The McAfee intrusion prevention product that supports VMsafe APIs will be available next quarter. The as-yet unnamed product will enable IT managers to monitor VMware images of virtual machines to gauge whether they have been compromised.

McAfee has yet to see an attack against VMware infrastructure, Bolin said. As VMware has not provided third-party access to its hypervisor through software development kits (SDKs), which may introduce vulnerabilities, VMware has so far escaped the security issues which have plagued other companies that encourage third-party software development, according to Bolin.

"The more you expose [software], the more vulnerable you are," said Bolin.

VMware has not opened up its core hypervisor, said Reza Malekzadeh, VMware senior director of products and marketing.

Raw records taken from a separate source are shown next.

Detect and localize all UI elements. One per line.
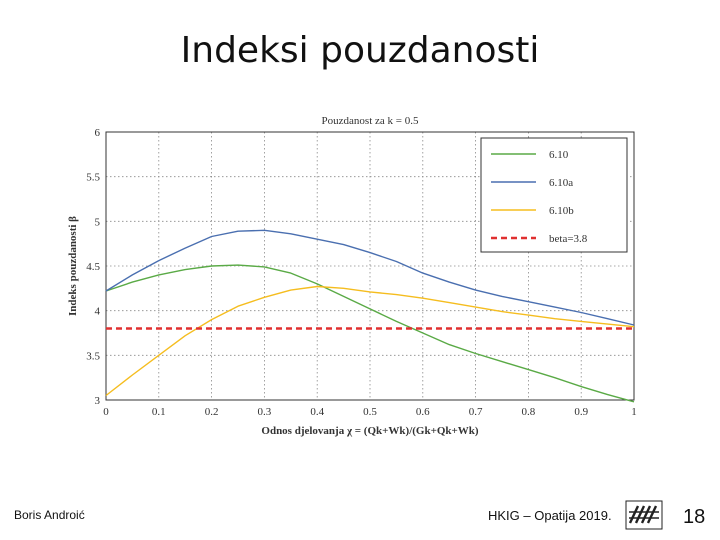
x-tick-label: 1 [631,406,637,418]
y-tick-label: 4 [95,306,101,318]
slide-title: Indeksi pouzdanosti [180,30,540,71]
x-tick-label: 0.3 [258,406,272,418]
legend-label-3: 6.10b [549,205,574,217]
series-lines [105,229,635,403]
author-name: Boris Androić [14,508,85,522]
series-line-2 [105,229,635,326]
chart-title: Pouzdanost za k = 0.5 [322,115,419,127]
x-tick-label: 0.4 [310,406,324,418]
y-axis-label: Indeks pouzdanosti β [67,216,79,316]
reliability-chart: 0 0.1 0.2 0.3 0.4 0.5 0.6 0.7 0.8 0.9 1 3 3.5 4 4.5 5 5… [67,115,637,437]
plot-frame [105,131,635,401]
y-tick-label: 3.5 [86,350,100,362]
x-tick-label: 0.5 [363,406,377,418]
y-tick-label: 4.5 [86,261,100,273]
y-tick-label: 5.5 [86,172,100,184]
x-tick-labels: 0 0.1 0.2 0.3 0.4 0.5 0.6 0.7 0.8 0.9 1 [103,406,637,418]
hkig-logo-icon [625,500,663,530]
x-axis-label: Odnos djelovanja χ = (Qk+Wk)/(Gk+Qk+Wk) [261,425,479,437]
legend-label-2: 6.10a [549,177,573,189]
legend: 6.10 6.10a 6.10b beta=3.8 [480,137,628,253]
x-tick-label: 0.6 [416,406,430,418]
x-tick-label: 0.8 [522,406,536,418]
x-tick-label: 0.1 [152,406,166,418]
legend-label-1: 6.10 [549,149,569,161]
legend-label-4: beta=3.8 [549,233,588,245]
x-tick-label: 0.2 [205,406,219,418]
x-tick-label: 0 [103,406,109,418]
page-number: 18 [683,506,706,528]
y-tick-label: 3 [95,395,101,407]
y-tick-label: 5 [95,216,101,228]
x-tick-label: 0.9 [574,406,588,418]
series-line-3 [105,285,635,397]
x-tick-label: 0.7 [469,406,483,418]
y-tick-labels: 3 3.5 4 4.5 5 5.5 6 [86,127,100,407]
series-line-1 [105,264,635,403]
y-tick-label: 6 [95,127,101,139]
event-name: HKIG – Opatija 2019. [488,508,612,523]
legend-box [480,137,628,253]
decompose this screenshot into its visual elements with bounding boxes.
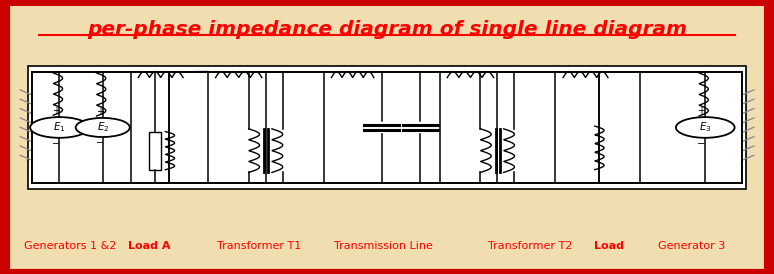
Text: Transformer T2: Transformer T2 [488, 241, 572, 251]
Circle shape [676, 117, 735, 138]
Text: +: + [697, 106, 705, 116]
Text: $E_1$: $E_1$ [53, 121, 66, 134]
Circle shape [76, 118, 130, 137]
Circle shape [30, 117, 89, 138]
Text: Transformer T1: Transformer T1 [217, 241, 302, 251]
Text: −: − [697, 139, 705, 149]
Text: Load A: Load A [128, 241, 170, 251]
Text: Load: Load [594, 241, 624, 251]
Text: −: − [52, 139, 60, 149]
Bar [149, 132, 162, 170]
Text: +: + [52, 106, 60, 116]
Text: −: − [95, 138, 104, 148]
Text: Generators 1 &2: Generators 1 &2 [24, 241, 116, 251]
Text: $E_2$: $E_2$ [97, 121, 109, 134]
FancyBboxPatch shape [28, 66, 746, 189]
Text: per-phase impedance diagram of single line diagram: per-phase impedance diagram of single li… [87, 20, 687, 39]
Text: $E_3$: $E_3$ [699, 121, 711, 134]
Text: Transmission Line: Transmission Line [334, 241, 433, 251]
FancyBboxPatch shape [9, 3, 765, 271]
Text: Generator 3: Generator 3 [659, 241, 726, 251]
Text: +: + [96, 107, 104, 117]
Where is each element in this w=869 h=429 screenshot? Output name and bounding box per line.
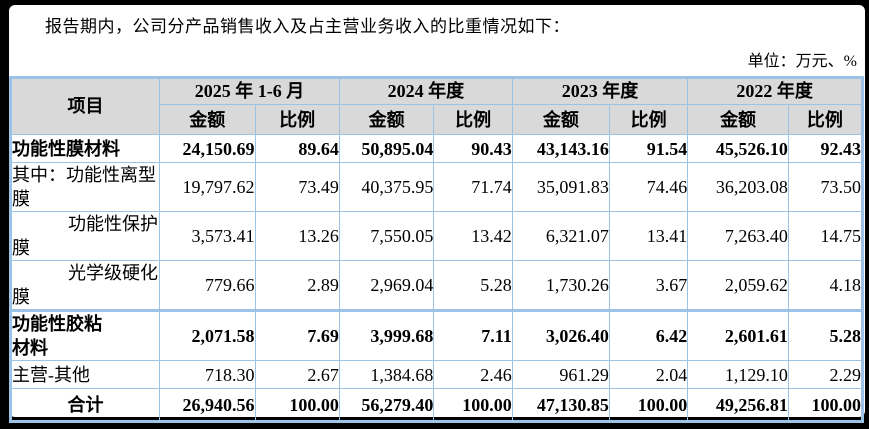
row-label: 其中：功能性离型膜 [9, 162, 161, 212]
amount-value: 1,730.26 [511, 260, 610, 311]
column-header-period-2024: 2024 年度 [338, 77, 513, 105]
ratio-value: 91.54 [608, 134, 689, 163]
ratio-value: 100.00 [787, 388, 864, 422]
column-header-amount: 金额 [511, 104, 610, 135]
column-header-ratio: 比例 [433, 104, 513, 135]
row-label: 合计 [9, 388, 161, 422]
ratio-value: 100.00 [608, 388, 689, 422]
ratio-value: 4.18 [787, 260, 864, 311]
row-label: 光学级硬化膜 [9, 260, 161, 311]
column-header-period-2022: 2022 年度 [687, 77, 863, 105]
amount-value: 6,321.07 [511, 211, 610, 261]
amount-value: 26,940.56 [159, 388, 256, 422]
ratio-value: 73.49 [254, 162, 340, 212]
column-header-ratio: 比例 [254, 104, 340, 135]
row-label: 功能性膜材料 [9, 134, 161, 163]
ratio-value: 7.69 [254, 309, 340, 361]
ratio-value: 2.67 [254, 360, 340, 389]
table-body: 功能性膜材料 24,150.69 89.64 50,895.04 90.43 43,143… [9, 134, 864, 422]
table-row: 功能性膜材料 24,150.69 89.64 50,895.04 90.43 43,143… [9, 134, 864, 163]
amount-value: 24,150.69 [159, 134, 256, 163]
header-row-periods: 项目 2025 年 1-6 月 2024 年度 2023 年度 2022 年度 [9, 77, 863, 135]
amount-value: 7,550.05 [338, 211, 435, 261]
amount-value: 19,797.62 [159, 162, 256, 212]
column-header-period-2025: 2025 年 1-6 月 [159, 77, 340, 105]
amount-value: 3,573.41 [159, 211, 256, 261]
ratio-value: 89.64 [254, 134, 340, 163]
amount-value: 45,526.10 [687, 134, 789, 163]
ratio-value: 13.26 [254, 211, 340, 261]
ratio-value: 100.00 [433, 388, 513, 422]
ratio-value: 2.46 [433, 360, 513, 389]
header-row-sub: 金额 比例 金额 比例 金额 比例 金额 比例 [11, 104, 864, 135]
unit-label: 单位：万元、% [747, 53, 857, 70]
table-row: 功能性保护膜 3,573.41 13.26 7,550.05 13.42 6,321.07… [9, 211, 864, 261]
amount-value: 2,969.04 [338, 260, 435, 311]
column-header-ratio: 比例 [608, 104, 689, 135]
ratio-value: 90.43 [433, 134, 513, 163]
ratio-value: 2.29 [787, 360, 864, 389]
column-header-item: 项目 [9, 77, 161, 135]
amount-value: 3,999.68 [338, 309, 435, 361]
table-row: 功能性胶粘材料 2,071.58 7.69 3,999.68 7.11 3,026.40 6… [9, 309, 864, 361]
table-row: 主营-其他 718.30 2.67 1,384.68 2.46 961.29 2.04 1,1… [9, 360, 864, 389]
amount-value: 36,203.08 [687, 162, 789, 212]
ratio-value: 14.75 [787, 211, 864, 261]
column-header-ratio: 比例 [787, 104, 864, 135]
amount-value: 2,601.61 [687, 309, 789, 361]
amount-value: 43,143.16 [511, 134, 610, 163]
ratio-value: 3.67 [608, 260, 689, 311]
amount-value: 1,129.10 [687, 360, 789, 389]
ratio-value: 71.74 [433, 162, 513, 212]
ratio-value: 5.28 [433, 260, 513, 311]
ratio-value: 100.00 [254, 388, 340, 422]
amount-value: 2,059.62 [687, 260, 789, 311]
amount-value: 47,130.85 [511, 388, 610, 422]
amount-value: 961.29 [511, 360, 610, 389]
column-header-amount: 金额 [687, 104, 789, 135]
intro-text: 报告期内，公司分产品销售收入及占主营业务收入的比重情况如下： [45, 17, 570, 36]
ratio-value: 5.28 [787, 309, 864, 361]
ratio-value: 13.41 [608, 211, 689, 261]
ratio-value: 92.43 [787, 134, 864, 163]
amount-value: 56,279.40 [338, 388, 435, 422]
document-page: 报告期内，公司分产品销售收入及占主营业务收入的比重情况如下： 单位：万元、% 项… [9, 5, 865, 423]
column-header-amount: 金额 [338, 104, 435, 135]
ratio-value: 6.42 [608, 309, 689, 361]
ratio-value: 7.11 [433, 309, 513, 361]
row-label: 功能性保护膜 [9, 211, 161, 261]
amount-value: 50,895.04 [338, 134, 435, 163]
revenue-table: 项目 2025 年 1-6 月 2024 年度 2023 年度 2022 年度 … [9, 76, 864, 423]
table-row: 其中：功能性离型膜 19,797.62 73.49 40,375.95 71.74 35,… [9, 162, 864, 212]
ratio-value: 74.46 [608, 162, 689, 212]
ratio-value: 2.04 [608, 360, 689, 389]
amount-value: 49,256.81 [687, 388, 789, 422]
amount-value: 1,384.68 [338, 360, 435, 389]
amount-value: 779.66 [159, 260, 256, 311]
row-label: 主营-其他 [9, 360, 161, 389]
amount-value: 718.30 [159, 360, 256, 389]
table-row: 光学级硬化膜 779.66 2.89 2,969.04 5.28 1,730.26 3.67… [9, 260, 864, 311]
ratio-value: 13.42 [433, 211, 513, 261]
amount-value: 2,071.58 [159, 309, 256, 361]
table-row: 合计 26,940.56 100.00 56,279.40 100.00 47,130.8… [9, 388, 864, 422]
amount-value: 35,091.83 [511, 162, 610, 212]
amount-value: 7,263.40 [687, 211, 789, 261]
amount-value: 40,375.95 [338, 162, 435, 212]
amount-value: 3,026.40 [511, 309, 610, 361]
column-header-period-2023: 2023 年度 [511, 77, 689, 105]
ratio-value: 2.89 [254, 260, 340, 311]
row-label: 功能性胶粘材料 [9, 309, 161, 361]
column-header-amount: 金额 [159, 104, 256, 135]
ratio-value: 73.50 [787, 162, 864, 212]
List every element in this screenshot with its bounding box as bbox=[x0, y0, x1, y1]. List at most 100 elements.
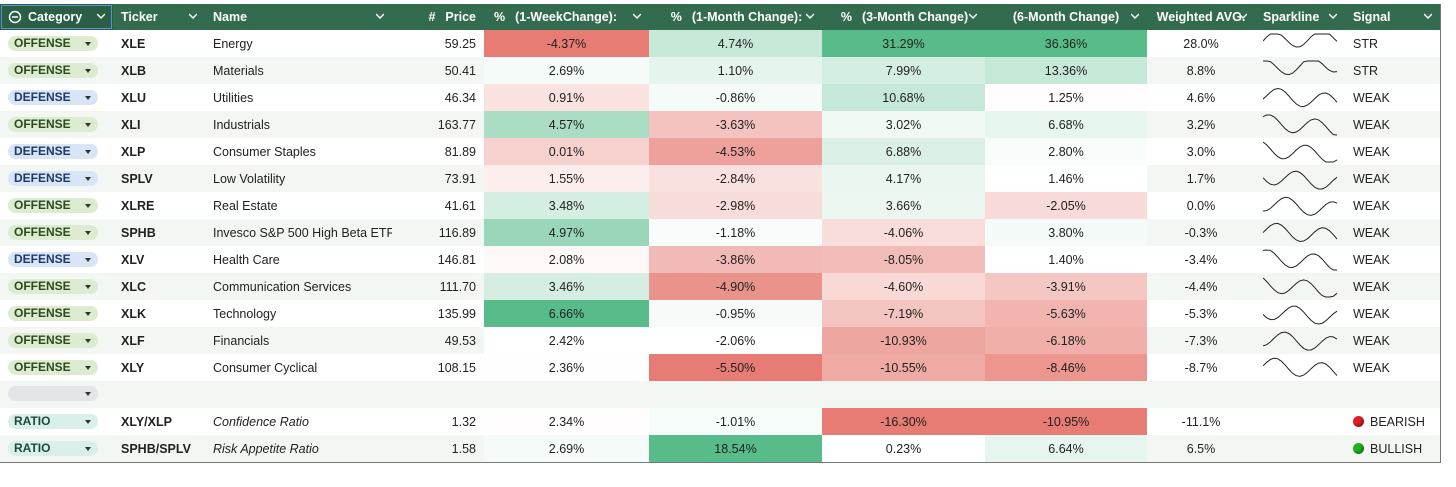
name-cell: Consumer Cyclical bbox=[213, 360, 318, 375]
header-label: Price bbox=[445, 10, 476, 24]
column-header[interactable]: % (1-WeekChange): bbox=[484, 4, 649, 30]
name-cell: Energy bbox=[213, 36, 253, 51]
header-menu[interactable] bbox=[189, 12, 197, 20]
header-menu[interactable] bbox=[1131, 12, 1139, 20]
change-cell: 2.34% bbox=[484, 408, 649, 435]
change-cell: -8.46% bbox=[985, 354, 1147, 381]
sparkline-line bbox=[1263, 357, 1338, 377]
ticker-cell: XLRE bbox=[121, 198, 155, 213]
sparkline-line bbox=[1263, 222, 1338, 242]
column-header[interactable]: Ticker bbox=[113, 4, 205, 30]
category-cell: OFFENSE bbox=[0, 57, 113, 84]
change-cell: 7.99% bbox=[822, 57, 985, 84]
category-cell: RATIO bbox=[0, 435, 113, 462]
header-label: Sparkline bbox=[1263, 10, 1320, 24]
header-menu[interactable] bbox=[97, 12, 105, 20]
signal-text: WEAK bbox=[1353, 252, 1390, 267]
table: Category Ticker Name # Price% (1-WeekChange):… bbox=[0, 4, 1440, 462]
change-cell: -0.95% bbox=[649, 300, 822, 327]
change-cell: 0.23% bbox=[822, 435, 985, 462]
column-header[interactable]: Signal bbox=[1345, 4, 1440, 30]
change-cell: -3.86% bbox=[649, 246, 822, 273]
table-body: OFFENSE XLE Energy 59.25 -4.37% 4.74% 31.29% 36… bbox=[0, 30, 1440, 462]
data-row: RATIO XLY/XLP Confidence Ratio 1.32 2.34% -1.… bbox=[0, 408, 1440, 435]
change-cell: -7.19% bbox=[822, 300, 985, 327]
header-menu[interactable] bbox=[1239, 12, 1247, 20]
header-menu[interactable] bbox=[376, 12, 384, 20]
column-header[interactable]: Category bbox=[0, 4, 113, 30]
category-pill[interactable]: DEFENSE bbox=[8, 252, 98, 267]
data-row: OFFENSE XLK Technology 135.99 6.66% -0.95% -7.… bbox=[0, 300, 1440, 327]
price-cell: 59.25 bbox=[444, 36, 476, 51]
category-pill[interactable]: DEFENSE bbox=[8, 90, 98, 105]
category-cell: DEFENSE bbox=[0, 84, 113, 111]
header-label: Name bbox=[213, 10, 248, 24]
signal-cell: STR bbox=[1345, 30, 1440, 57]
column-header[interactable]: # Price bbox=[392, 4, 484, 30]
header-menu[interactable] bbox=[806, 12, 814, 20]
price-cell: 73.91 bbox=[392, 165, 484, 192]
category-pill[interactable]: OFFENSE bbox=[8, 63, 98, 78]
column-header[interactable]: Name bbox=[205, 4, 392, 30]
category-pill[interactable]: OFFENSE bbox=[8, 306, 98, 321]
header-menu[interactable] bbox=[969, 12, 977, 20]
column-header[interactable]: Weighted AVG. bbox=[1147, 4, 1255, 30]
header-menu[interactable] bbox=[1424, 12, 1432, 20]
change-cell: 3.02% bbox=[822, 111, 985, 138]
sparkline-cell bbox=[1255, 246, 1345, 273]
category-pill[interactable]: DEFENSE bbox=[8, 171, 98, 186]
header-menu[interactable] bbox=[633, 12, 641, 20]
signal-text: WEAK bbox=[1353, 306, 1390, 321]
category-pill[interactable]: OFFENSE bbox=[8, 360, 98, 375]
empty-cell bbox=[1147, 381, 1255, 408]
filter-icon[interactable] bbox=[8, 10, 22, 24]
empty-row bbox=[0, 381, 1440, 408]
change-cell: -2.06% bbox=[649, 327, 822, 354]
category-pill[interactable]: OFFENSE bbox=[8, 279, 98, 294]
sparkline-line bbox=[1263, 141, 1338, 162]
column-header[interactable]: (6-Month Change) bbox=[985, 4, 1147, 30]
category-pill[interactable]: OFFENSE bbox=[8, 225, 98, 240]
header-menu[interactable] bbox=[1329, 12, 1337, 20]
header-label: (1-Month Change): bbox=[691, 10, 803, 24]
category-pill[interactable]: OFFENSE bbox=[8, 198, 98, 213]
change-cell: 4.17% bbox=[822, 165, 985, 192]
category-pill[interactable]: RATIO bbox=[8, 441, 98, 456]
weighted-avg-cell: 6.5% bbox=[1147, 435, 1255, 462]
category-pill[interactable]: OFFENSE bbox=[8, 333, 98, 348]
change-cell: 1.40% bbox=[985, 246, 1147, 273]
ticker-cell: XLU bbox=[121, 90, 146, 105]
weighted-avg-cell: 8.8% bbox=[1147, 57, 1255, 84]
sparkline-cell bbox=[1255, 354, 1345, 381]
category-pill[interactable]: OFFENSE bbox=[8, 36, 98, 51]
column-header[interactable]: % (3-Month Change) bbox=[822, 4, 985, 30]
category-pill[interactable]: RATIO bbox=[8, 414, 98, 429]
name-cell: Low Volatility bbox=[205, 165, 392, 192]
empty-cell bbox=[1255, 381, 1345, 408]
sparkline bbox=[1263, 331, 1338, 351]
column-header[interactable]: Sparkline bbox=[1255, 4, 1345, 30]
price-cell: 81.89 bbox=[444, 144, 476, 159]
signal-cell: WEAK bbox=[1345, 327, 1440, 354]
signal-cell: WEAK bbox=[1345, 246, 1440, 273]
category-pill[interactable]: DEFENSE bbox=[8, 144, 98, 159]
data-row: OFFENSE XLI Industrials 163.77 4.57% -3.63% 3.… bbox=[0, 111, 1440, 138]
category-pill[interactable]: OFFENSE bbox=[8, 117, 98, 132]
name-cell: Communication Services bbox=[205, 273, 392, 300]
change-cell: 6.88% bbox=[822, 138, 985, 165]
category-pill[interactable] bbox=[8, 385, 98, 401]
column-header[interactable]: % (1-Month Change): bbox=[649, 4, 822, 30]
price-cell: 146.81 bbox=[437, 252, 476, 267]
data-row: OFFENSE XLE Energy 59.25 -4.37% 4.74% 31.29% 36… bbox=[0, 30, 1440, 57]
ticker-cell: XLF bbox=[113, 327, 205, 354]
change-cell: -0.86% bbox=[649, 84, 822, 111]
price-cell: 108.15 bbox=[437, 360, 476, 375]
sparkline bbox=[1263, 87, 1338, 107]
change-cell: -5.50% bbox=[649, 354, 822, 381]
category-cell: OFFENSE bbox=[0, 273, 113, 300]
price-cell: 41.61 bbox=[444, 198, 476, 213]
category-cell: DEFENSE bbox=[0, 165, 113, 192]
signal-text: WEAK bbox=[1353, 90, 1390, 105]
sparkline-line bbox=[1263, 305, 1338, 325]
price-cell: 49.53 bbox=[392, 327, 484, 354]
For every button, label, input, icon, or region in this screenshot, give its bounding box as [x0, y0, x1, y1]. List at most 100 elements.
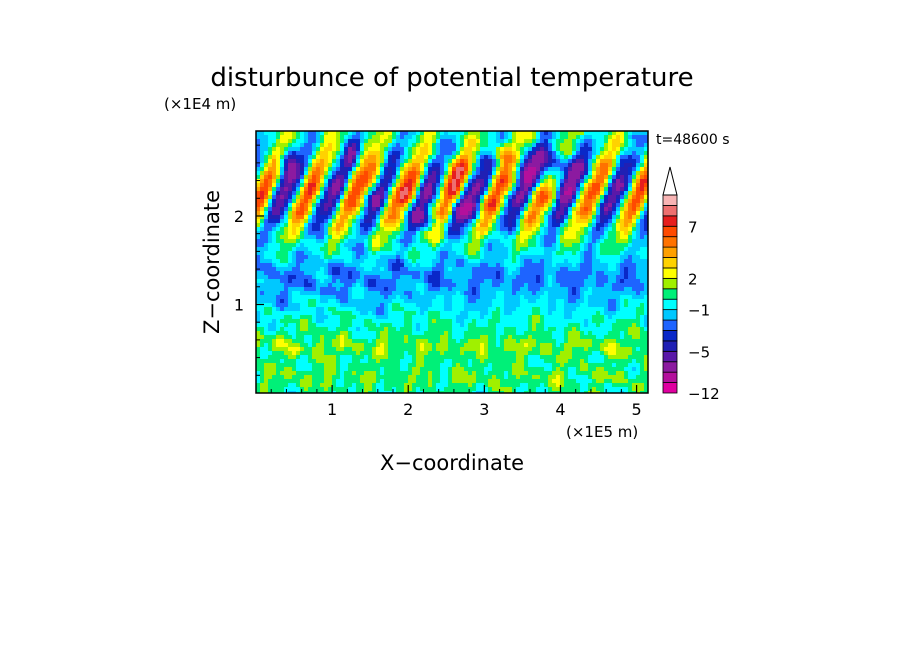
heatmap-cell	[312, 171, 317, 176]
heatmap-cell	[564, 163, 569, 168]
heatmap-cell	[380, 327, 385, 332]
heatmap-cell	[380, 295, 385, 300]
heatmap-cell	[460, 195, 465, 200]
heatmap-cell	[324, 175, 329, 180]
heatmap-cell	[352, 211, 357, 216]
heatmap-cell	[272, 147, 277, 152]
heatmap-cell	[604, 287, 609, 292]
heatmap-cell	[608, 271, 613, 276]
heatmap-cell	[268, 239, 273, 244]
heatmap-cell	[312, 187, 317, 192]
heatmap-cell	[544, 163, 549, 168]
heatmap-cell	[632, 155, 637, 160]
heatmap-cell	[264, 247, 269, 252]
heatmap-cell	[456, 323, 461, 328]
heatmap-cell	[400, 319, 405, 324]
heatmap-cell	[596, 199, 601, 204]
heatmap-cell	[496, 215, 501, 220]
heatmap-cell	[324, 327, 329, 332]
heatmap-cell	[552, 203, 557, 208]
heatmap-cell	[312, 155, 317, 160]
heatmap-cell	[484, 287, 489, 292]
heatmap-cell	[552, 267, 557, 272]
heatmap-cell	[508, 307, 513, 312]
heatmap-cell	[400, 251, 405, 256]
heatmap-cell	[256, 203, 261, 208]
heatmap-cell	[640, 299, 645, 304]
heatmap-cell	[548, 223, 553, 228]
heatmap-cell	[580, 175, 585, 180]
heatmap-cell	[296, 255, 301, 260]
heatmap-cell	[556, 183, 561, 188]
heatmap-cell	[412, 275, 417, 280]
heatmap-cell	[596, 167, 601, 172]
heatmap-cell	[504, 243, 509, 248]
heatmap-cell	[300, 231, 305, 236]
heatmap-cell	[440, 135, 445, 140]
heatmap-cell	[600, 199, 605, 204]
heatmap-cell	[380, 159, 385, 164]
heatmap-cell	[300, 147, 305, 152]
heatmap-cell	[264, 259, 269, 264]
heatmap-cell	[540, 279, 545, 284]
heatmap-cell	[392, 139, 397, 144]
heatmap-cell	[368, 283, 373, 288]
heatmap-cell	[456, 251, 461, 256]
heatmap-cell	[296, 271, 301, 276]
heatmap-cell	[264, 163, 269, 168]
heatmap-cell	[536, 315, 541, 320]
heatmap-cell	[644, 223, 648, 228]
heatmap-cell	[348, 219, 353, 224]
heatmap-cell	[544, 179, 549, 184]
heatmap-cell	[540, 139, 545, 144]
heatmap-cell	[520, 231, 525, 236]
heatmap-cell	[364, 295, 369, 300]
heatmap-cell	[372, 255, 377, 260]
heatmap-cell	[388, 223, 393, 228]
heatmap-cell	[344, 271, 349, 276]
heatmap-cell	[480, 151, 485, 156]
heatmap-cell	[360, 251, 365, 256]
heatmap-cell	[300, 135, 305, 140]
heatmap-cell	[332, 183, 337, 188]
heatmap-cell	[448, 307, 453, 312]
heatmap-cell	[368, 319, 373, 324]
heatmap-cell	[284, 227, 289, 232]
heatmap-cell	[304, 219, 309, 224]
heatmap-cell	[420, 215, 425, 220]
heatmap-cell	[456, 311, 461, 316]
heatmap-cell	[544, 255, 549, 260]
heatmap-cell	[604, 247, 609, 252]
heatmap-cell	[328, 259, 333, 264]
heatmap-cell	[424, 179, 429, 184]
heatmap-cell	[312, 259, 317, 264]
heatmap-cell	[312, 267, 317, 272]
heatmap-cell	[336, 271, 341, 276]
heatmap-cell	[472, 247, 477, 252]
heatmap-cell	[476, 159, 481, 164]
heatmap-cell	[556, 139, 561, 144]
heatmap-cell	[412, 191, 417, 196]
heatmap-cell	[480, 147, 485, 152]
heatmap-cell	[404, 299, 409, 304]
heatmap-cell	[480, 307, 485, 312]
heatmap-cell	[472, 159, 477, 164]
heatmap-cell	[348, 247, 353, 252]
heatmap-cell	[452, 191, 457, 196]
heatmap-cell	[420, 143, 425, 148]
heatmap-cell	[304, 131, 309, 136]
heatmap-cell	[420, 147, 425, 152]
heatmap-cell	[580, 143, 585, 148]
heatmap-cell	[560, 243, 565, 248]
heatmap-cell	[560, 251, 565, 256]
heatmap-cell	[632, 195, 637, 200]
heatmap-cell	[604, 323, 609, 328]
heatmap-cell	[256, 187, 261, 192]
heatmap-cell	[584, 191, 589, 196]
heatmap-cell	[364, 187, 369, 192]
heatmap-cell	[448, 331, 453, 336]
heatmap-cell	[596, 255, 601, 260]
heatmap-cell	[480, 295, 485, 300]
heatmap-cell	[420, 187, 425, 192]
heatmap-cell	[268, 183, 273, 188]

"VMware has announced a secure API which will allow virtual machines running third-party security software to access other virtual machines running within the same infrastructure," said Malekzadeh. "All code running from third parties will be running within a virtual machine, which by its very nature is isolated or 'sandboxed'."

Malekzadeh said VMsafe works on a trust model: customers have to select which virtual machines they want VMsafe-enabled security applications to access.

As third-party products would require digital certificates to run, VMware applications would be secure, McAfee added. Bolin said McAfee would have to develop virtualisation products that mitigated the possible compromise of digital certification.

"We will become a third party, but cusotmers can be very selective about what is run," said Bolin. "VMware will be a [digital certificate] signature authority; a malware attacker would have to go through the signing process."

However, digital certification was by no means a security failsafe, said Bolin.

"As any application or platform realises broad use, it becomes subject to attack," he said. "It's absolutely incumbent on all VMware partners to ensure there are no vulnerabilities where code is signed."